Both of us glanced over to where Prince Tullon was. He was riding toward us. "Have you forgotten about lunch?" he asked once he had reached our side.

Aiven looked surprised for a moment. "Oh. Lunch. Of course."

Tullon laughed. "Unlike you, SOME of us need to eat." He turned to me and made a bow, which was one of the most impressive things I had seen him do, considering we were in horseback. "Would you honor me with your presence, my lady? I've been meaning to ask you about your magic, but my cousin's been monopolizing your time."

I looked at him quizzically. "My magic?"

"The rain," he explained. "In the garden a week ago. The Princess Laeliena is supposed to have some unusual powers, after all."

"I am?"

He nodded.

Sometimes, I thought, I felt like shouting, Surprise! I'm really NOT the Princess of Lahtorli or the Eternal Lah'nayin's daughter, I'm just a thief! Life would be so much easier . . . Mariva and Aiven had explained to me what they knew, or felt I should know, about my position in things, but it felt like they were talking about someone else. The daughter of the Eternal Lah'nayin and the princess of Lahtorli had so many prophesies concerning them that it gave me a headache trying to put them all together.

Sometimes I wished so much that I was still on the streets of Cyri, darting my hands into nobles' pockets and laughing with Johen, Tari, Dein, and the rest of our group.

And then other times I wanted to be everything I was told that I was, live up to these nobles expectations and more so, prove I was worth more then a kid off the back alleys . . .

Most of the time, though, I was happy. It startled me to think about that; we were on the edge of war, I was forced into being two people I knew nothing about, yet I was happy.

I also would have a bleeding brain if I tried to puzzle out my life anymore.

"Damslae," Aiven called as I began to follow Tullon back to the main column. I turned Dewdrop back alongside Aiven, and looked at him inquiringly.

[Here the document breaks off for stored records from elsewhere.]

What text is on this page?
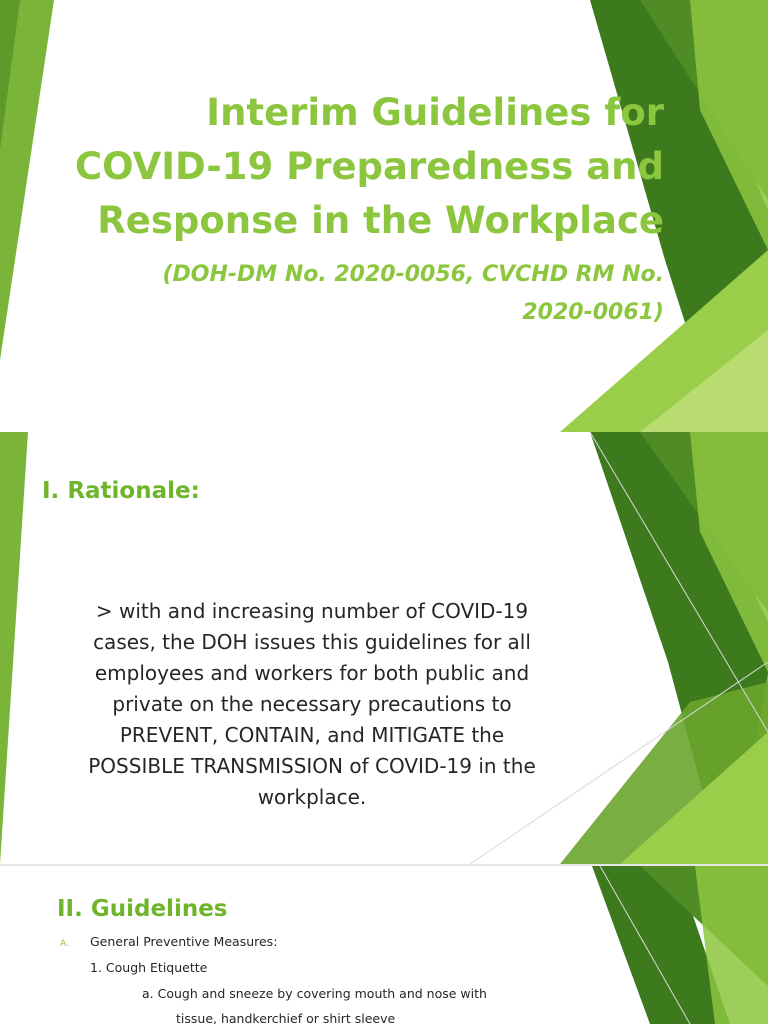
Interim Guidelines for
COVID-19 Preparedness and
Response in the Workplace

(DOH-DM No. 2020-0056, CVCHD RM No.
2020-0061)

I. Rationale:

> with and increasing number of COVID-19
cases, the DOH issues this guidelines for all
employees and workers for both public and
private on the necessary precautions to
PREVENT, CONTAIN, and MITIGATE the
POSSIBLE TRANSMISSION of COVID-19 in the
workplace.

II. Guidelines
A. General Preventive Measures:
1. Cough Etiquette
a. Cough and sneeze by covering mouth and nose with
tissue, handkerchief or shirt sleeve
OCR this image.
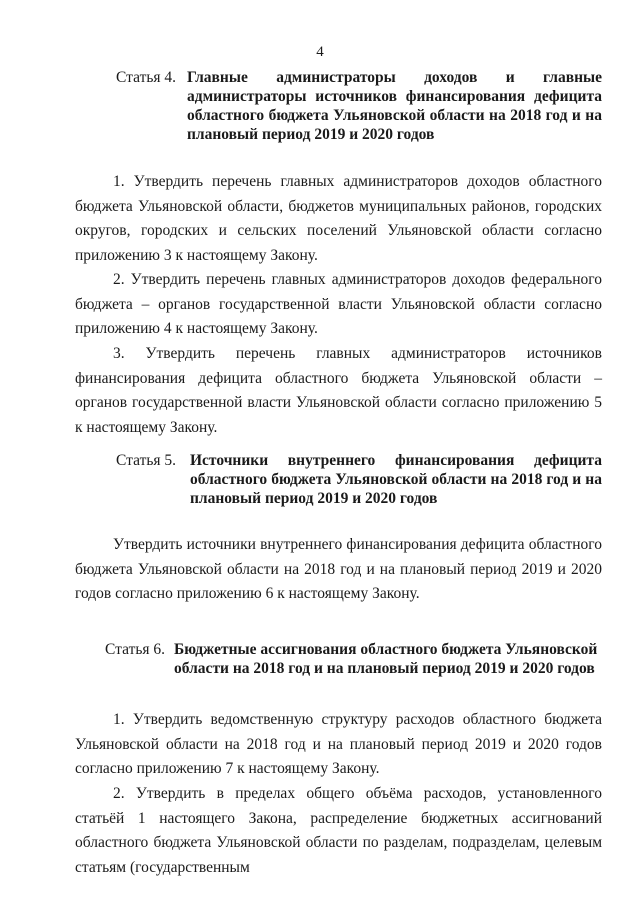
4
Статья 4. Главные администраторы доходов и главные
администраторы источников финансирования дефицита областного бюджета Ульяновской области на 2018 год и на плановый период 2019 и 2020 годов

1. Утвердить перечень главных администраторов доходов областного бюджета Ульяновской области, бюджетов муниципальных районов, городских округов, городских и сельских поселений Ульяновской области согласно приложению 3 к настоящему Закону.

2. Утвердить перечень главных администраторов доходов федерального бюджета – органов государственной власти Ульяновской области согласно приложению 4 к настоящему Закону.

3. Утвердить перечень главных администраторов источников финансирования дефицита областного бюджета Ульяновской области – органов государственной власти Ульяновской области согласно приложению 5 к настоящему Закону.

Статья 5. Источники внутреннего финансирования дефицита
областного бюджета Ульяновской области на 2018 год и на плановый период 2019 и 2020 годов

Утвердить источники внутреннего финансирования дефицита областного бюджета Ульяновской области на 2018 год и на плановый период 2019 и 2020 годов согласно приложению 6 к настоящему Закону.

Статья 6. Бюджетные ассигнования областного бюджета Ульяновской
области на 2018 год и на плановый период 2019 и 2020 годов

1. Утвердить ведомственную структуру расходов областного бюджета Ульяновской области на 2018 год и на плановый период 2019 и 2020 годов согласно приложению 7 к настоящему Закону.

2. Утвердить в пределах общего объёма расходов, установленного статьёй 1 настоящего Закона, распределение бюджетных ассигнований областного бюджета Ульяновской области по разделам, подразделам, целевым статьям (государственным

"I -" he began, then looked away from me, seemingly at a lost for words. I swallowed a smile. There was probably something mean about being amused when Aiven didn't know what to say, but it happened so rarely to him that I felt it was practically my duty to enjoy it when it happened.

"I know how much you liked the jewelry Lord Forlakent gave you," he said with a smile. "And I know you must be suffering from stealing things withdrawal -"

"You think just because I'm traveling with nobility that I've given up stealing?" I said indignantly. "Don't be ridiculous." I fingered by newly acquired silk ribbon in my hair and grinned.

He rolled his eyes. "All right, I WISH you'd given up stealing - and you will within a month - and so I got you something.

I was too interested in what it was then arguing about his pathetic idea of me giving up stealing in a month. He reached into one of his riding coat's pockets and drew out a package wrapped in silk. I unwrapped it slowly, staring down at the necklace in my hands. Strands of silver were woven with perfect, tiny pearls in am unusual pattern.

"Thank you," I said softly, forcing the unfamiliar words out.

Aiven shrugged. "It's been sitting around for awhile, and I certainly can't wear it. I had to give it to someone."

I smiled slightly, watching him. For something that had been "sitting around for a while," he was watching me very carefully to see if I liked it.